StZ sonstige Kreis-Seiten 10.03.1998

 

Internationale Fachtagung in Ludwigsburg

Archive rüsten sich für die Datenfluten der Zukunft

Vierzig Experten aus Deutschland, der Schweiz und Österreich beraten im Staatsarchiv über ¸¸Archivierung von Unterlagen aus digitalen Systemen''

LUDWIGSBURG. Staatliche und kommunale Archive, kirchliche und wissenschaftliche Sammelstätten stehen vor technischen und strukturellen Problemen, deren endgültige Lösung heute noch niemand ganz überblicken kann: Was machen die vielen Archive, die sich seit Beginn ihrer Arbeit mit Pergament- und Papierdokumenten beschäftigen, künftig mit der Flut von digitalisierten Akten und Dokumenten, die in hundert oder fünfhundert Jahren noch les- und verwertbar sein müssen? Auf Einladung der Landesarchivdirektion Baden-Württemberg tagen seit Montag vormittag im Staatsarchiv Ludwigsburg vierzig Fachleute aus Deutschland, der Schweiz und Österreich, um zwei Tage lang Erfahrungen mit der ¸¸Archivierung von Unterlagen aus digitalen Systemen'' auszutauschen. Initiiert wurde diese erstmals in Ludwigsburg stattfindende Fachtagung von einem Arbeitskreis, in dem sich Experten aus Baden-Württemberg, Nordrhein-Westfalen und aus dem Bundesarchiv in KoblenzumProblemlösungenbemühen.
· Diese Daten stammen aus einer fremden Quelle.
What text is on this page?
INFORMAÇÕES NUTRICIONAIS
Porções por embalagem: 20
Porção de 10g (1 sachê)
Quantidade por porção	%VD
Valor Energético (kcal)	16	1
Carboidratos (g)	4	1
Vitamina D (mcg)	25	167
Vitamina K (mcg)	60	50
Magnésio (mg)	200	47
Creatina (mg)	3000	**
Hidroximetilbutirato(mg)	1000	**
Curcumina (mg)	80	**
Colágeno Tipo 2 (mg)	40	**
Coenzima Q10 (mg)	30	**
Bisher bewegen sich die Sammelstätten im Lande noch auf traditionellen Pfaden. Behörden und Gerichte geben wichtige Akten, Pläne, Karten und Plakate in die Obhut des jeweils zuständigen Staatsarchivs, das die Papiere konservatorisch betreut, erschließt und für Benutzer zugänglich macht. Der Tag ist absehbar, an dem die überstellten Papierberge durch Datenfluten abgelöst werden, die via Kabel den Sammelstätten zufließen.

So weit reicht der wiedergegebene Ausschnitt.